Katz imprime sa marque à sa prise de commandement, à Oran, les forces de l'ordre encerclent et fouillent un quartier, 435 logements sont ainsi mis à sac, 2215 personnes sont contrôlées, 38 arrêtées. Les personnes qui essayent de porter plainte pour vol contre les C.R.S. ou les garde mobiles se font tabasser en prime. Les jeunes de moins de 22 ans, et de plus de 17, non libérés de leurs obligations militaires sont incorporés de force dans l'armée et déportés en métropole.

Un décret discuté depuis plusieurs mois supprime les SAS, dissous les Maghzens qui les protégeaient, et donne leur fonction à des Centre d'Aide Administrative (CAA) qui ne sont qu'au nombre de trois ou quatre par arrondissement. Dans la pratique, cette "civilisation" des SAS n'aura pas lieu, ou les SAS se regrouperont entre elles.

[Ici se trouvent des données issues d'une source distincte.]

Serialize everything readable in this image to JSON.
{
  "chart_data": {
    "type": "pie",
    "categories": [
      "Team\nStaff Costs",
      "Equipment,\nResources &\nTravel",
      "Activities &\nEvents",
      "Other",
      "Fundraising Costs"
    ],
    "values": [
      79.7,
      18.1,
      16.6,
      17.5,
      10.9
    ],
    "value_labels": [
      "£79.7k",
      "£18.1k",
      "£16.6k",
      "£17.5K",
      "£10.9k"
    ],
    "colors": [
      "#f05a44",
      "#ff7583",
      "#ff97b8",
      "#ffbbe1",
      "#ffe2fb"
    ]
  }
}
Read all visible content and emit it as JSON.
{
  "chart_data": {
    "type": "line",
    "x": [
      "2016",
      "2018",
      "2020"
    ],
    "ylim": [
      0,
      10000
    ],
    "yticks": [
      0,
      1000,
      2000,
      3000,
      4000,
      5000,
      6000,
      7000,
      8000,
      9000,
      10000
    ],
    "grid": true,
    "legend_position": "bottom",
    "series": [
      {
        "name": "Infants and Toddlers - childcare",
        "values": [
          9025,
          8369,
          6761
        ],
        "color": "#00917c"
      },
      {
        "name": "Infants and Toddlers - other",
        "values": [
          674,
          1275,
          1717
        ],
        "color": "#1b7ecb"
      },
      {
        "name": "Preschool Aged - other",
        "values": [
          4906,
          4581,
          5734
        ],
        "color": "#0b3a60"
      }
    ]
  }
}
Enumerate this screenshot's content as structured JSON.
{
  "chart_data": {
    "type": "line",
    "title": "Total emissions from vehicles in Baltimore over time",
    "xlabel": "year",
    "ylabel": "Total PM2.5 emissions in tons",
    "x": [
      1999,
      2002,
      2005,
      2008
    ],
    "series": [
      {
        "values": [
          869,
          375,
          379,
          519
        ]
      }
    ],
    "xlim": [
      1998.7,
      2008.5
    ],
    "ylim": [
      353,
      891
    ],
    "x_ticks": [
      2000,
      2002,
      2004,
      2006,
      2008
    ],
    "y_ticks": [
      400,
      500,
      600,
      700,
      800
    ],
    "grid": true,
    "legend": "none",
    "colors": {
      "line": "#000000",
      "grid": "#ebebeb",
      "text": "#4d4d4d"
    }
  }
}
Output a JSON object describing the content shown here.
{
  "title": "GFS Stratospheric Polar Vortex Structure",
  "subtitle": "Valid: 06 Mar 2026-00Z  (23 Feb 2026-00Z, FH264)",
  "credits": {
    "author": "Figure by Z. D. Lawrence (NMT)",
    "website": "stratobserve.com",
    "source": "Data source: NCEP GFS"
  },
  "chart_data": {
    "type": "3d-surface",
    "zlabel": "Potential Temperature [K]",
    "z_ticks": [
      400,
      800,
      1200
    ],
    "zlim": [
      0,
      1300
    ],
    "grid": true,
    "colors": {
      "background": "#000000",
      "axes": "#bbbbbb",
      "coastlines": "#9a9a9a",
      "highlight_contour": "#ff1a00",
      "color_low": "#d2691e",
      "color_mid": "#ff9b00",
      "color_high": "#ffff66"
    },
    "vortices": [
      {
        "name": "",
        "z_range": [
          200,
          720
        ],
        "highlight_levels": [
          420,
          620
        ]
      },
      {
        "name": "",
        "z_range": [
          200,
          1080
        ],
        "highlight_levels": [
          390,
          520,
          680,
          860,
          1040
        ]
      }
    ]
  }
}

 Plastics à Paris, Bordeaux, Montpellier.

Un algérien abattu à Aubagne par des coreligionnaires.

Buron raconte avec émotion (dans ses mémoires) la choucroute arrosée de vins fins qu'il partage avec Belkacem Krim (le bien nommé) après le succès des négociations des Rousses. Belkacem a en effet promis de n'assassiner ni les harkis, ni les européens.

 

18 Février 1.962 :

grève générale sur l'ensemble du territoire algérien décidée par l 'O.A.S. et parfaitement suivie.

Voici comment Jouhaud raconte une action de l'O.A.S. :

Nous savions que des négociations avaient lieu, mais ignorions si un accord interviendrait. Cet accord éventuel, il fallait le rendre inopérant en montrant au F .L.N .que la France était incapable de faire respecter une décision prise contre le gré des Européens.

C'est ainsi que je décidais de faire bombarder le camp F .L.N. d'Oujda. A proximité de cette ville, sur le territoire du Maroc, ami de la France de surcroît, se trouvait stationné l'état-major de la willaya 5, au camp "Ben-Mhidi ", du nom d'un leader F.L.N. mort en détention en 1957. Ce camp abritait, non seulement le commandement fellagha qui coordonnait la lutte terroriste en Oranie, mais aussi un camp d'entraînement et un parc de ravitaillement. Sans souci de sa dignité et de sa défense, la France acceptait d'entretenir les meilleures relations avec le Maroc, de lui fournir des crédits et de tolérer en même temps le stationnement de hors-la-loi à notre frontière. Mais grande était notre naïveté, ce n'étaient plus des rebelles, mais des alliés dans la lutte contre les Français d'Algérie.

Nous ne pouvions opérer que par bombardement aérien. Je fus d'abord séduit par la proposition qui fut faite à Guillaume, par la base aéronavale de Lartigues, près d'Oran, de mettre deux bombardiers Neptune à notre disposition, donc de pouvoir déverser environ dix tonnes d'explosif sur le repaire F.L.N. Je donnai mon accord à Guillaume, qui fut chargé de régler les détails de l'opération. Malheureusement son étude révéla des difficultés, en particulier la récupération d'équipages trop nombreux. Et, de surcroît, l'officier responsable du vol venait de se rendre suspect à la Sécurité navale.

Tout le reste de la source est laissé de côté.